A recent Wall Street Journal piece titled “Are Negative Rates Backfiring? Here’s Some Early Evidence,” cites worries among economists that consumers and businesses are saving instead of spending, raising a conundrum that flies in the face of economic conventional wisdom.
How can it be that, in spite of central banks across the world paying debtors to borrow, individuals across Europe and Japan are saving more and companies in Europe, the Middle East, Africa and Japan continue to hold significant levels of cash on their balance sheets?
Aren’t central banks able to “goose” financial assets by making government bonds less attractive with paltry interest rates, making riskier investments with higher yields the only investing game in town?
As the Journal puts it:
Low interest rates should encourage consumers and businesses to spend by depressing returns on savings and safe assets such as government bonds. Such spending should create demand for goods, help lift sagging inflation and boost economic growth.
Negative rates aren’t fundamentally different…Negative rates mean large commercial banks have to pay to park their money at central banks, which encourages them to lend it out instead. Banks spread those costs in various ways. For the individual or most corporate customers, the effect is to push interest rates paid on deposits, while still positive, even closer to zero.
Challenging this conventional wisdom is free marketeer of Forbes and Real Clear Markets, John Tamny, who argues in Who Needs the Fed? that such logic is patently false.

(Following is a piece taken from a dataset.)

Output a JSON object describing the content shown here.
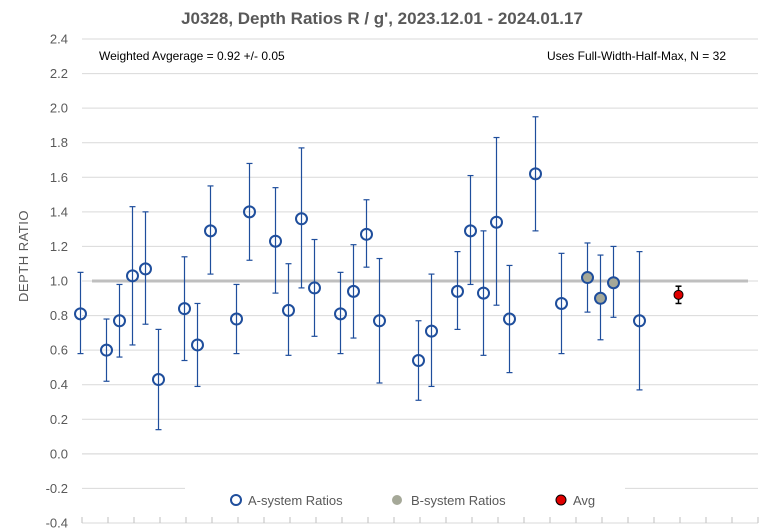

Here is Tamny’s salvo against the sages at central banks the world over, who believe that economies can be “stimulated” through enlightened central planning by way of price controls through manipulated interest rates:
[M]any…embraced the idea that the Fed’s [U.S. Federal Reserve’s] QE [quantitative easing] policies created lots of dollars in search of return, and then the central bank’s pursuit of a zero interest rate caused yield-hungry investors to park their easy money in the stock market over lower-yielding bonds. Apparently, government manipulation of markets works after all. Or maybe not.
Indeed, the accepted wisdom about the bull market raised many simple objections. First, the Fed’s imposition of artificially low interest rates on the way to supposedly easy credit would have to have been one of the few instances in global economic history of price controls actually leading to abundance over scarcity.
Second, if the pursuit of yield was what was actually luring investors into rapidly rising shares, logic dictates that Treasuries and corporate bonds would have been declining in value, a reflection of investor flight away from that which was prosaic and yielding little. The problem there was that yields on Treasuries and corporate bonds remained low throughout the program.
Third, and assuming the supposed flight of easy money into equities, one investor’s purchase of shares is another investor’s sale. An investor rush into equities with allegedly easy Fed money by definition signals a perhaps wiser investor exit from those same equities. There are no buyers without sellers, except in the unreal world inhabited by members of the Fed. Supposedly, these charitably average individuals, who have “a 100 percent error rate in predicting and reacting to important economic turns,” according to John Allison, and who act as though there are buyers without sellers, let alone that there are borrowers without savers (what else could explain their decision to lower the Fed’s rate to zero?), can engineer rallies. Basic common sense says that they could not have done what the consensus said they did, because in the real world, there are buyers and sellers.
Let’s bring von Mises back into the discussion of how markets work:
Even prices that are established under the influence of speculation result from the cooperation of two parties, the bulls and the bears. Each of the two parties is always equal to the other in strength and in the extent of its commitments. Each has an equal responsibility for the determination of prices.
As we learned in often-bloody fashion in the twentieth century, governmental attempts to plan markets always end in failure.
Fourth, markets never price in the present; they price in the future. With the quantitative easing side of the Fed’s intervention over by October 2014, and its end well telegraphed before then, wouldn’t investors have long before rushed out of the very markets that this easing allegedly caused them to rush into? Yet, the stock-market rally continued well into 2015.
The common answer to the above is that markets were so overly manipulated that equity prices reflected their being the only game in town for investors who wanted some semblance of return. But to believe this, one would have to believe that central bankers suddenly figured out how to engineer bull markets.
The problem with such an assertion, particularly one that says low rates push investors into stocks, is that the latter has been policy from the Bank of Japan since the 1990s. Low interest rates across the yield curve have long been the norm for Japan’s central bank, as has quantitative easing (Japan’s economy has suffered 10 doses of QE from the Bank of Japan). Yet, the Nikkei 225 is still half of what it was in the late 1980s.
Moving to China, its stock markets started to buckle in August 2015. Worried about stocks falling further, the Chinese government spent tens of billions of yuan trying to prop the market up. It failed. Logically.
Importantly, a major market decline, like what occurred in Japan, and a collapse, like in China, is what one would generally expect from central bank manipulation of rates and credit, and in China, stock market indices. As we learned in often-bloody fashion in the twentieth century, governmental attempts to plan markets always end in failure. Because they do, and because markets discount the future, one would have to believe that economists at the Fed were intensely market savvy such that their interventions were actually doing some good; that, or they know how to trick investors about the good of intervention in ways that central banks up to now haven’t known.